If you compile in release mode, VS will not even make the multiplication, it will infer immediately the result.
deleted
unsigned long long foo(int factor)
{
return (unsigned long long)0x77777777*factor;
}
int main()
{
unsigned long long value=foo(0x12345678);
printf("Result: %llu\nexpected: 612158616795740616", value);
getchar();
return 0;
}
_main PROC ; COMDAT
; Line 12
push ebp
mov ebp, esp
and esp, -8 ; fffffff8H
; Line 14
push 142529284 ; 087ed304H
push -1001522744 ; c44df9c8H
push OFFSET ??_C@_0CM@MAJDCJPD@Result?3?5?5?5?$CFllu?6expected?3?56121586@
call _printf
add esp, 12 ; 0000000cH
; Line 15
call DWORD PTR __imp__getchar
; Line 16
xor eax, eax
; Line 17
mov esp, ebp
pop ebp
ret 0
_main ENDP
Quote from: aw27 on April 22, 2018, 02:52:24 AMIf you compile in release mode, VS will not even make the multiplication, it will infer immediately the result.
Right, and that is of course very helpful when analysing this problem ;)
If you got problems use debug mode.
Even in release mode there are various possibilities to make it call the useless function, you will find them if you want.

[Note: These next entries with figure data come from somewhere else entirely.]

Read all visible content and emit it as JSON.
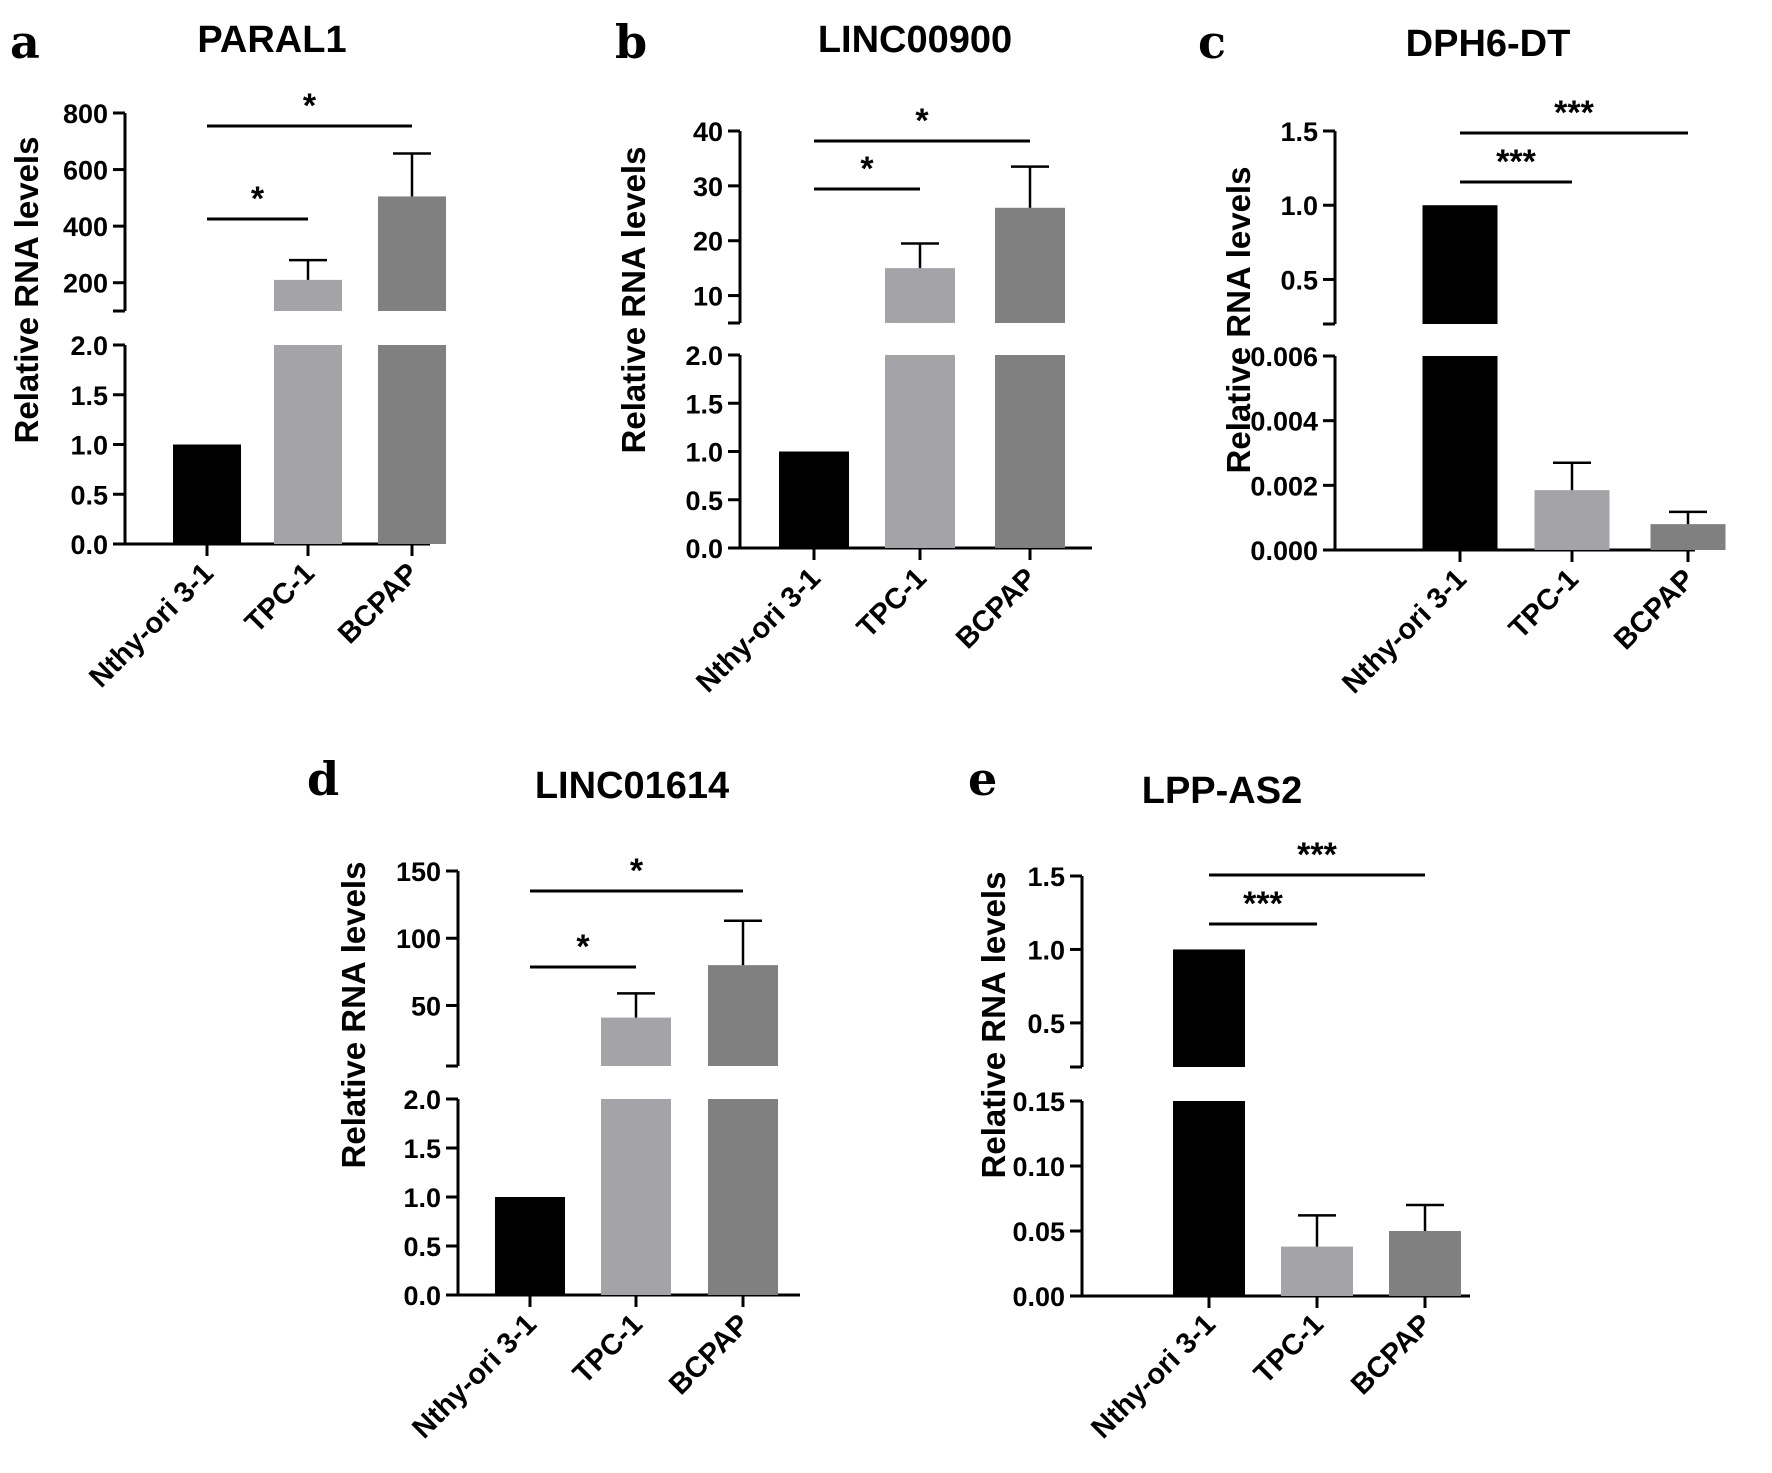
{
  "chart_data": [
    {
      "type": "bar",
      "panel_letter": "a",
      "title": "PARAL1",
      "ylabel": "Relative RNA levels",
      "categories": [
        "Nthy-ori 3-1",
        "TPC-1",
        "BCPAP"
      ],
      "values": [
        1,
        210,
        505
      ],
      "error_upper": [
        0,
        280,
        657
      ],
      "colors": [
        "#000000",
        "#a3a3a8",
        "#808080"
      ],
      "y_axis_break": true,
      "lower_segment": {
        "ylim": [
          0,
          2.0
        ],
        "ticks": [
          0.0,
          0.5,
          1.0,
          1.5,
          2.0
        ],
        "tick_labels": [
          "0.0",
          "0.5",
          "1.0",
          "1.5",
          "2.0"
        ]
      },
      "upper_segment": {
        "ylim": [
          100,
          800
        ],
        "ticks": [
          200,
          400,
          600,
          800
        ],
        "tick_labels": [
          "200",
          "400",
          "600",
          "800"
        ]
      },
      "significance": [
        {
          "from": 0,
          "to": 1,
          "label": "*"
        },
        {
          "from": 0,
          "to": 2,
          "label": "*"
        }
      ]
    },
    {
      "type": "bar",
      "panel_letter": "b",
      "title": "LINC00900",
      "ylabel": "Relative RNA levels",
      "categories": [
        "Nthy-ori 3-1",
        "TPC-1",
        "BCPAP"
      ],
      "values": [
        1,
        15,
        26
      ],
      "error_upper": [
        0,
        19.5,
        33.5
      ],
      "colors": [
        "#000000",
        "#a3a3a8",
        "#808080"
      ],
      "y_axis_break": true,
      "lower_segment": {
        "ylim": [
          0,
          2.0
        ],
        "ticks": [
          0.0,
          0.5,
          1.0,
          1.5,
          2.0
        ],
        "tick_labels": [
          "0.0",
          "0.5",
          "1.0",
          "1.5",
          "2.0"
        ]
      },
      "upper_segment": {
        "ylim": [
          5,
          40
        ],
        "ticks": [
          10,
          20,
          30,
          40
        ],
        "tick_labels": [
          "10",
          "20",
          "30",
          "40"
        ]
      },
      "significance": [
        {
          "from": 0,
          "to": 1,
          "label": "*"
        },
        {
          "from": 0,
          "to": 2,
          "label": "*"
        }
      ]
    },
    {
      "type": "bar",
      "panel_letter": "c",
      "title": "DPH6-DT",
      "ylabel": "Relative RNA levels",
      "categories": [
        "Nthy-ori 3-1",
        "TPC-1",
        "BCPAP"
      ],
      "values": [
        1,
        0.00185,
        0.0008
      ],
      "error_upper": [
        0,
        0.0027,
        0.00118
      ],
      "colors": [
        "#000000",
        "#a3a3a8",
        "#808080"
      ],
      "y_axis_break": true,
      "lower_segment": {
        "ylim": [
          0,
          0.006
        ],
        "ticks": [
          0.0,
          0.002,
          0.004,
          0.006
        ],
        "tick_labels": [
          "0.000",
          "0.002",
          "0.004",
          "0.006"
        ]
      },
      "upper_segment": {
        "ylim": [
          0.2,
          1.5
        ],
        "ticks": [
          0.5,
          1.0,
          1.5
        ],
        "tick_labels": [
          "0.5",
          "1.0",
          "1.5"
        ]
      },
      "significance": [
        {
          "from": 0,
          "to": 1,
          "label": "***"
        },
        {
          "from": 0,
          "to": 2,
          "label": "***"
        }
      ]
    },
    {
      "type": "bar",
      "panel_letter": "d",
      "title": "LINC01614",
      "ylabel": "Relative RNA levels",
      "categories": [
        "Nthy-ori 3-1",
        "TPC-1",
        "BCPAP"
      ],
      "values": [
        1,
        41,
        80
      ],
      "error_upper": [
        0,
        59,
        113
      ],
      "colors": [
        "#000000",
        "#a3a3a8",
        "#808080"
      ],
      "y_axis_break": true,
      "lower_segment": {
        "ylim": [
          0,
          2.0
        ],
        "ticks": [
          0.0,
          0.5,
          1.0,
          1.5,
          2.0
        ],
        "tick_labels": [
          "0.0",
          "0.5",
          "1.0",
          "1.5",
          "2.0"
        ]
      },
      "upper_segment": {
        "ylim": [
          5,
          150
        ],
        "ticks": [
          50,
          100,
          150
        ],
        "tick_labels": [
          "50",
          "100",
          "150"
        ]
      },
      "significance": [
        {
          "from": 0,
          "to": 1,
          "label": "*"
        },
        {
          "from": 0,
          "to": 2,
          "label": "*"
        }
      ]
    },
    {
      "type": "bar",
      "panel_letter": "e",
      "title": "LPP-AS2",
      "ylabel": "Relative RNA levels",
      "categories": [
        "Nthy-ori 3-1",
        "TPC-1",
        "BCPAP"
      ],
      "values": [
        1,
        0.038,
        0.05
      ],
      "error_upper": [
        0,
        0.062,
        0.07
      ],
      "colors": [
        "#000000",
        "#a3a3a8",
        "#808080"
      ],
      "y_axis_break": true,
      "lower_segment": {
        "ylim": [
          0,
          0.15
        ],
        "ticks": [
          0.0,
          0.05,
          0.1,
          0.15
        ],
        "tick_labels": [
          "0.00",
          "0.05",
          "0.10",
          "0.15"
        ]
      },
      "upper_segment": {
        "ylim": [
          0.2,
          1.5
        ],
        "ticks": [
          0.5,
          1.0,
          1.5
        ],
        "tick_labels": [
          "0.5",
          "1.0",
          "1.5"
        ]
      },
      "significance": [
        {
          "from": 0,
          "to": 1,
          "label": "***"
        },
        {
          "from": 0,
          "to": 2,
          "label": "***"
        }
      ]
    }
  ]
}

Quote from: aw27 on April 22, 2018, 03:13:05 AMEven in release mode there are various possibilities to make it call the useless function, you will find them if you want.
Note that gcc doesn't have a "release mode" and a "debug mode" (https://stackoverflow.com/questions/1534912/how-to-build-in-release-mode-with-optimizations-in-gcc)
Yeah, these modern compilers are incredibly clever, right? Even with -O1 it plays already foul. One would have to set up a testbed summing up
foo(randomvalue) to force the compiler to do a proper job. No time for that today, though...
All right, if you have no time, let's leave that for now. :biggrin:
I know that GCC has not release but I don't use it in Windows, although I have cygwin and eclipse installed.
Well, actually I use it when I do avr or arm but I barely notice.
deleted
it would be nice to have an explanation of what happens to variables put before main under the hood and is it really necessary to create a buffer and align pointer/eax to be able to inline asm movaps xmm0,var1234,mulps xmm0,var5678,movaps var1234,xmm0?in C++